Тающий туман, искривлённые сосны — влюблённые, старик с клюкой, плачущая, мальцы, — по колено в неподвижной мшаре, ручей, избитая, так и не распрямившаяся с вечера, трава на другом берегу. Всё было на месте, и чего-то недоставало. Рычков беспрестанно вызывал в памяти это короткое видение, смаргивал как соринку в глазу и вновь вызывал усилием воли.

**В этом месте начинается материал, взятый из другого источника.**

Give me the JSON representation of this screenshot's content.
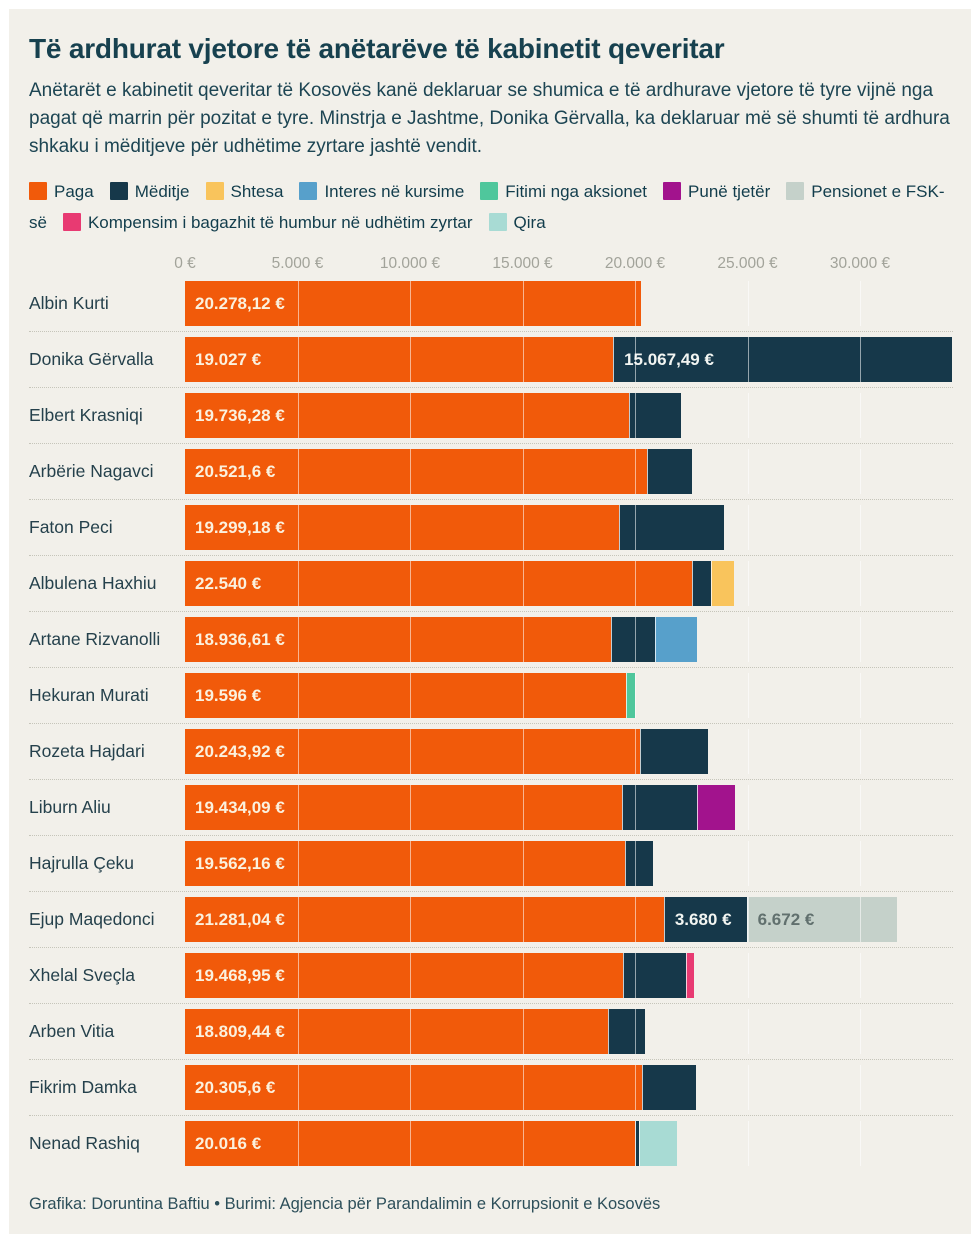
{
  "title": "Të ardhurat vjetore të anëtarëve të kabinetit qeveritar",
  "subtitle": "Anëtarët e kabinetit qeveritar të Kosovës kanë deklaruar se shumica e të ardhurave vjetore të tyre vijnë nga pagat që marrin për pozitat e tyre. Minstrja e Jashtme, Donika Gërvalla, ka deklaruar më së shumti të ardhura shkaku i mëditjeve për udhëtime zyrtare jashtë vendit.",
  "credit": "Grafika: Doruntina Baftiu • Burimi: Agjencia për Parandalimin e Korrupsionit e Kosovës",
  "colors": {
    "background": "#F2F0EA",
    "paga": "#F15A0A",
    "meditje": "#16384A",
    "shtesa": "#F9C45C",
    "interes": "#57A0CB",
    "fitimi": "#4FC79C",
    "pune": "#A2138D",
    "pensionet": "#C5D1CA",
    "kompensim": "#E83A72",
    "qira": "#A8DBD4"
  },
  "legend": [
    {
      "key": "paga",
      "label": "Paga"
    },
    {
      "key": "meditje",
      "label": "Mëditje"
    },
    {
      "key": "shtesa",
      "label": "Shtesa"
    },
    {
      "key": "interes",
      "label": "Interes në kursime"
    },
    {
      "key": "fitimi",
      "label": "Fitimi nga aksionet"
    },
    {
      "key": "pune",
      "label": "Punë tjetër"
    },
    {
      "key": "pensionet",
      "label": "Pensionet e FSK-së"
    },
    {
      "key": "kompensim",
      "label": "Kompensim i bagazhit të humbur në udhëtim zyrtar"
    },
    {
      "key": "qira",
      "label": "Qira"
    }
  ],
  "chart_data": {
    "type": "bar",
    "orientation": "horizontal",
    "stacked": true,
    "unit": "€",
    "xlim": [
      0,
      34100
    ],
    "grid": true,
    "legend_position": "top",
    "x_ticks": [
      {
        "value": 0,
        "label": "0 €"
      },
      {
        "value": 5000,
        "label": "5.000 €"
      },
      {
        "value": 10000,
        "label": "10.000 €"
      },
      {
        "value": 15000,
        "label": "15.000 €"
      },
      {
        "value": 20000,
        "label": "20.000 €"
      },
      {
        "value": 25000,
        "label": "25.000 €"
      },
      {
        "value": 30000,
        "label": "30.000 €"
      }
    ],
    "rows": [
      {
        "name": "Albin Kurti",
        "segments": [
          {
            "key": "paga",
            "value": 20278.12,
            "label": "20.278,12 €"
          }
        ]
      },
      {
        "name": "Donika Gërvalla",
        "segments": [
          {
            "key": "paga",
            "value": 19027,
            "label": "19.027 €"
          },
          {
            "key": "meditje",
            "value": 15067.49,
            "label": "15.067,49 €"
          }
        ]
      },
      {
        "name": "Elbert Krasniqi",
        "segments": [
          {
            "key": "paga",
            "value": 19736.28,
            "label": "19.736,28 €"
          },
          {
            "key": "meditje",
            "value": 2300
          }
        ]
      },
      {
        "name": "Arbërie Nagavci",
        "segments": [
          {
            "key": "paga",
            "value": 20521.6,
            "label": "20.521,6 €"
          },
          {
            "key": "meditje",
            "value": 2000
          }
        ]
      },
      {
        "name": "Faton Peci",
        "segments": [
          {
            "key": "paga",
            "value": 19299.18,
            "label": "19.299,18 €"
          },
          {
            "key": "meditje",
            "value": 4650
          }
        ]
      },
      {
        "name": "Albulena Haxhiu",
        "segments": [
          {
            "key": "paga",
            "value": 22540,
            "label": "22.540 €"
          },
          {
            "key": "meditje",
            "value": 850
          },
          {
            "key": "shtesa",
            "value": 1000
          }
        ]
      },
      {
        "name": "Artane Rizvanolli",
        "segments": [
          {
            "key": "paga",
            "value": 18936.61,
            "label": "18.936,61 €"
          },
          {
            "key": "meditje",
            "value": 1950
          },
          {
            "key": "interes",
            "value": 1850
          }
        ]
      },
      {
        "name": "Hekuran Murati",
        "segments": [
          {
            "key": "paga",
            "value": 19596,
            "label": "19.596 €"
          },
          {
            "key": "fitimi",
            "value": 400
          }
        ]
      },
      {
        "name": "Rozeta Hajdari",
        "segments": [
          {
            "key": "paga",
            "value": 20243.92,
            "label": "20.243,92 €"
          },
          {
            "key": "meditje",
            "value": 3000
          }
        ]
      },
      {
        "name": "Liburn Aliu",
        "segments": [
          {
            "key": "paga",
            "value": 19434.09,
            "label": "19.434,09 €"
          },
          {
            "key": "meditje",
            "value": 3300
          },
          {
            "key": "pune",
            "value": 1700
          }
        ]
      },
      {
        "name": "Hajrulla Çeku",
        "segments": [
          {
            "key": "paga",
            "value": 19562.16,
            "label": "19.562,16 €"
          },
          {
            "key": "meditje",
            "value": 1250
          }
        ]
      },
      {
        "name": "Ejup Maqedonci",
        "segments": [
          {
            "key": "paga",
            "value": 21281.04,
            "label": "21.281,04 €"
          },
          {
            "key": "meditje",
            "value": 3680,
            "label": "3.680 €"
          },
          {
            "key": "pensionet",
            "value": 6672,
            "label": "6.672 €"
          }
        ]
      },
      {
        "name": "Xhelal Sveçla",
        "segments": [
          {
            "key": "paga",
            "value": 19468.95,
            "label": "19.468,95 €"
          },
          {
            "key": "meditje",
            "value": 2800
          },
          {
            "key": "kompensim",
            "value": 350
          }
        ]
      },
      {
        "name": "Arben Vitia",
        "segments": [
          {
            "key": "paga",
            "value": 18809.44,
            "label": "18.809,44 €"
          },
          {
            "key": "meditje",
            "value": 1650
          }
        ]
      },
      {
        "name": "Fikrim Damka",
        "segments": [
          {
            "key": "paga",
            "value": 20305.6,
            "label": "20.305,6 €"
          },
          {
            "key": "meditje",
            "value": 2400
          }
        ]
      },
      {
        "name": "Nenad Rashiq",
        "segments": [
          {
            "key": "paga",
            "value": 20016,
            "label": "20.016 €"
          },
          {
            "key": "meditje",
            "value": 150
          },
          {
            "key": "qira",
            "value": 1700
          }
        ]
      }
    ]
  }
}
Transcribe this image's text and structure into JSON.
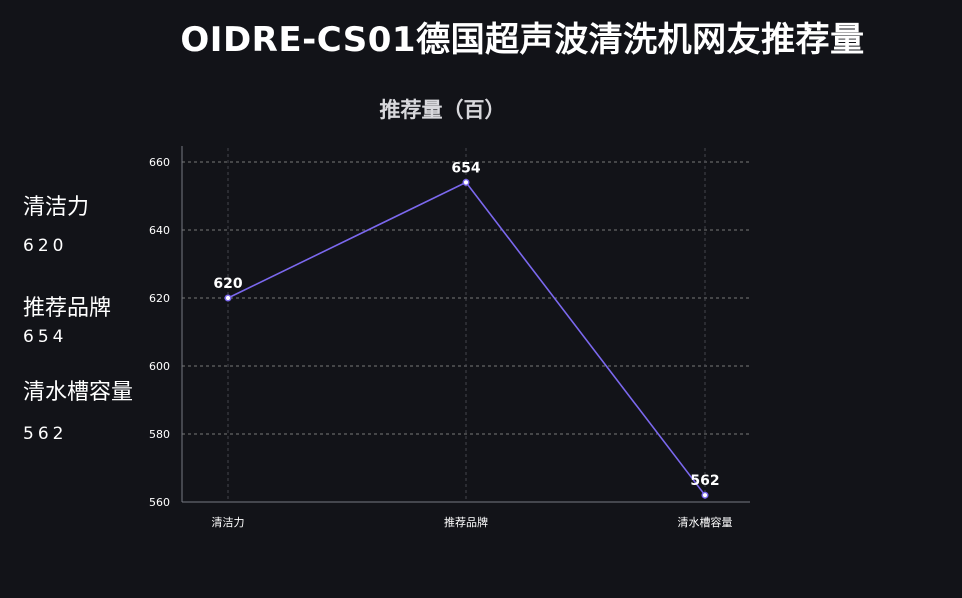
{
  "page": {
    "title": "OIDRE-CS01德国超声波清洗机网友推荐量"
  },
  "stats": [
    {
      "label": "清洁力",
      "value": "620"
    },
    {
      "label": "推荐品牌",
      "value": "654"
    },
    {
      "label": "清水槽容量",
      "value": "562"
    }
  ],
  "colors": {
    "background": "#121318",
    "line": "#7b68ee",
    "grid": "#8a8a8a",
    "text": "#ffffff"
  },
  "chart_data": {
    "type": "line",
    "title": "推荐量（百）",
    "categories": [
      "清洁力",
      "推荐品牌",
      "清水槽容量"
    ],
    "series": [
      {
        "values": [
          620,
          654,
          562
        ]
      }
    ],
    "ylim": [
      560,
      660
    ],
    "yticks": [
      560,
      580,
      600,
      620,
      640,
      660
    ],
    "grid": true,
    "data_labels": true
  }
}
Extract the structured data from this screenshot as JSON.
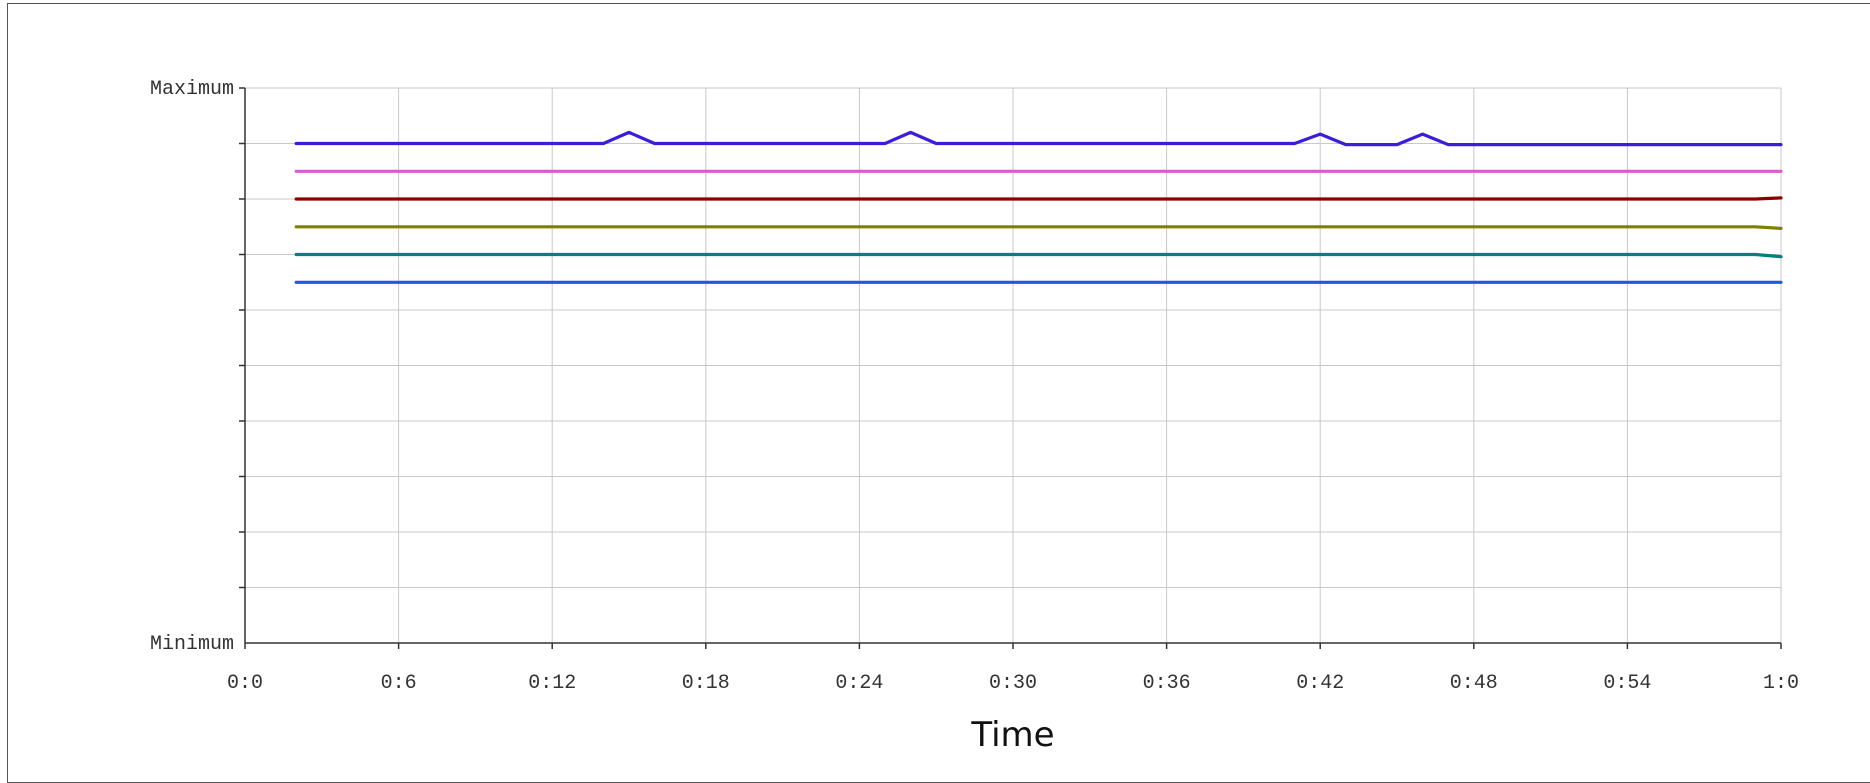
{
  "chart_data": {
    "type": "line",
    "title": "",
    "xlabel": "Time",
    "ylabel": "",
    "x_ticks": [
      "0:0",
      "0:6",
      "0:12",
      "0:18",
      "0:24",
      "0:30",
      "0:36",
      "0:42",
      "0:48",
      "0:54",
      "1:0"
    ],
    "x_range_seconds": [
      0,
      60
    ],
    "y_labels": {
      "max": "Maximum",
      "min": "Minimum"
    },
    "y_range": [
      0,
      10
    ],
    "y_gridlines": 10,
    "x_gridlines": true,
    "legend": "none",
    "x_seconds": [
      2,
      3,
      4,
      5,
      6,
      7,
      8,
      9,
      10,
      11,
      12,
      13,
      14,
      15,
      16,
      17,
      18,
      19,
      20,
      21,
      22,
      23,
      24,
      25,
      26,
      27,
      28,
      29,
      30,
      31,
      32,
      33,
      34,
      35,
      36,
      37,
      38,
      39,
      40,
      41,
      42,
      43,
      44,
      45,
      46,
      47,
      48,
      49,
      50,
      51,
      52,
      53,
      54,
      55,
      56,
      57,
      58,
      59,
      60
    ],
    "series": [
      {
        "color": "#3a1fd6",
        "values": [
          9.0,
          9.0,
          9.0,
          9.0,
          9.0,
          9.0,
          9.0,
          9.0,
          9.0,
          9.0,
          9.0,
          9.0,
          9.0,
          9.2,
          9.0,
          9.0,
          9.0,
          9.0,
          9.0,
          9.0,
          9.0,
          9.0,
          9.0,
          9.0,
          9.2,
          9.0,
          9.0,
          9.0,
          9.0,
          9.0,
          9.0,
          9.0,
          9.0,
          9.0,
          9.0,
          9.0,
          9.0,
          9.0,
          9.0,
          9.0,
          9.17,
          8.98,
          8.98,
          8.98,
          9.17,
          8.98,
          8.98,
          8.98,
          8.98,
          8.98,
          8.98,
          8.98,
          8.98,
          8.98,
          8.98,
          8.98,
          8.98,
          8.98,
          8.98
        ]
      },
      {
        "color": "#d55fc4",
        "values": [
          8.5,
          8.5,
          8.5,
          8.5,
          8.5,
          8.5,
          8.5,
          8.5,
          8.5,
          8.5,
          8.5,
          8.5,
          8.5,
          8.5,
          8.5,
          8.5,
          8.5,
          8.5,
          8.5,
          8.5,
          8.5,
          8.5,
          8.5,
          8.5,
          8.5,
          8.5,
          8.5,
          8.5,
          8.5,
          8.5,
          8.5,
          8.5,
          8.5,
          8.5,
          8.5,
          8.5,
          8.5,
          8.5,
          8.5,
          8.5,
          8.5,
          8.5,
          8.5,
          8.5,
          8.5,
          8.5,
          8.5,
          8.5,
          8.5,
          8.5,
          8.5,
          8.5,
          8.5,
          8.5,
          8.5,
          8.5,
          8.5,
          8.5,
          8.5
        ]
      },
      {
        "color": "#8b0000",
        "values": [
          8.0,
          8.0,
          8.0,
          8.0,
          8.0,
          8.0,
          8.0,
          8.0,
          8.0,
          8.0,
          8.0,
          8.0,
          8.0,
          8.0,
          8.0,
          8.0,
          8.0,
          8.0,
          8.0,
          8.0,
          8.0,
          8.0,
          8.0,
          8.0,
          8.0,
          8.0,
          8.0,
          8.0,
          8.0,
          8.0,
          8.0,
          8.0,
          8.0,
          8.0,
          8.0,
          8.0,
          8.0,
          8.0,
          8.0,
          8.0,
          8.0,
          8.0,
          8.0,
          8.0,
          8.0,
          8.0,
          8.0,
          8.0,
          8.0,
          8.0,
          8.0,
          8.0,
          8.0,
          8.0,
          8.0,
          8.0,
          8.0,
          8.0,
          8.02
        ]
      },
      {
        "color": "#808000",
        "values": [
          7.5,
          7.5,
          7.5,
          7.5,
          7.5,
          7.5,
          7.5,
          7.5,
          7.5,
          7.5,
          7.5,
          7.5,
          7.5,
          7.5,
          7.5,
          7.5,
          7.5,
          7.5,
          7.5,
          7.5,
          7.5,
          7.5,
          7.5,
          7.5,
          7.5,
          7.5,
          7.5,
          7.5,
          7.5,
          7.5,
          7.5,
          7.5,
          7.5,
          7.5,
          7.5,
          7.5,
          7.5,
          7.5,
          7.5,
          7.5,
          7.5,
          7.5,
          7.5,
          7.5,
          7.5,
          7.5,
          7.5,
          7.5,
          7.5,
          7.5,
          7.5,
          7.5,
          7.5,
          7.5,
          7.5,
          7.5,
          7.5,
          7.5,
          7.47
        ]
      },
      {
        "color": "#008080",
        "values": [
          7.0,
          7.0,
          7.0,
          7.0,
          7.0,
          7.0,
          7.0,
          7.0,
          7.0,
          7.0,
          7.0,
          7.0,
          7.0,
          7.0,
          7.0,
          7.0,
          7.0,
          7.0,
          7.0,
          7.0,
          7.0,
          7.0,
          7.0,
          7.0,
          7.0,
          7.0,
          7.0,
          7.0,
          7.0,
          7.0,
          7.0,
          7.0,
          7.0,
          7.0,
          7.0,
          7.0,
          7.0,
          7.0,
          7.0,
          7.0,
          7.0,
          7.0,
          7.0,
          7.0,
          7.0,
          7.0,
          7.0,
          7.0,
          7.0,
          7.0,
          7.0,
          7.0,
          7.0,
          7.0,
          7.0,
          7.0,
          7.0,
          7.0,
          6.96
        ]
      },
      {
        "color": "#1f57e6",
        "values": [
          6.5,
          6.5,
          6.5,
          6.5,
          6.5,
          6.5,
          6.5,
          6.5,
          6.5,
          6.5,
          6.5,
          6.5,
          6.5,
          6.5,
          6.5,
          6.5,
          6.5,
          6.5,
          6.5,
          6.5,
          6.5,
          6.5,
          6.5,
          6.5,
          6.5,
          6.5,
          6.5,
          6.5,
          6.5,
          6.5,
          6.5,
          6.5,
          6.5,
          6.5,
          6.5,
          6.5,
          6.5,
          6.5,
          6.5,
          6.5,
          6.5,
          6.5,
          6.5,
          6.5,
          6.5,
          6.5,
          6.5,
          6.5,
          6.5,
          6.5,
          6.5,
          6.5,
          6.5,
          6.5,
          6.5,
          6.5,
          6.5,
          6.5,
          6.5
        ]
      }
    ]
  }
}
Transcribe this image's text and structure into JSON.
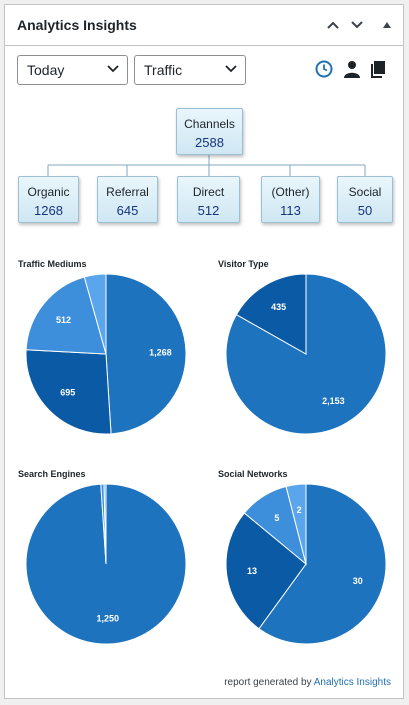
{
  "widget": {
    "title": "Analytics Insights"
  },
  "controls": {
    "period": {
      "selected": "Today"
    },
    "report": {
      "selected": "Traffic"
    }
  },
  "icons": {
    "collapse_up": "chevron-up-icon",
    "collapse_down": "chevron-down-icon",
    "toggle": "triangle-up-icon",
    "realtime": "clock-icon",
    "user": "person-icon",
    "copy": "copy-icon"
  },
  "tree": {
    "root": {
      "label": "Channels",
      "value": "2588"
    },
    "children": [
      {
        "label": "Organic",
        "value": "1268"
      },
      {
        "label": "Referral",
        "value": "645"
      },
      {
        "label": "Direct",
        "value": "512"
      },
      {
        "label": "(Other)",
        "value": "113"
      },
      {
        "label": "Social",
        "value": "50"
      }
    ]
  },
  "chart_data": [
    {
      "type": "pie",
      "title": "Traffic Mediums",
      "values": [
        1268,
        695,
        512,
        113
      ],
      "labels": [
        "1,268",
        "695",
        "512",
        ""
      ]
    },
    {
      "type": "pie",
      "title": "Visitor Type",
      "values": [
        2153,
        435
      ],
      "labels": [
        "2,153",
        "435"
      ]
    },
    {
      "type": "pie",
      "title": "Search Engines",
      "values": [
        1250,
        8,
        5
      ],
      "labels": [
        "1,250",
        "",
        ""
      ]
    },
    {
      "type": "pie",
      "title": "Social Networks",
      "values": [
        30,
        13,
        5,
        2
      ],
      "labels": [
        "30",
        "13",
        "5",
        "2"
      ]
    }
  ],
  "colors": {
    "slices": [
      "#1e73be",
      "#0b5aa5",
      "#3d8fdc",
      "#5ba5ec",
      "#2b80cf"
    ],
    "accent": "#2271b1"
  },
  "footer": {
    "prefix": "report generated by",
    "link": "Analytics Insights"
  }
}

Глаза жгло, он невольно замедлял шаг и спотыкался, пока вдруг не застыл на месте обратившись в столп.
Утром в роще не было чёрных древесных обрубков.
Ни одного из трёх.
— Скит! — закричал впереди Шило.
***
Ручей вытекал из узкой расщелины в скальной стене пяти сажень высотой.
Неровная каменная затесь с зарубкой, словно пологий склон рубанули огромным топором поперёк, о после ещё и вдоль. В обход стены по склону в сторону и наверх уводила голая проплешина, ощетинившаяся прошлогодними травами и сухим кустарниковым буреломом на корню. По другую сторону от стены склон, опускаясь в долину, загустел старым ельником — плотным, колючим.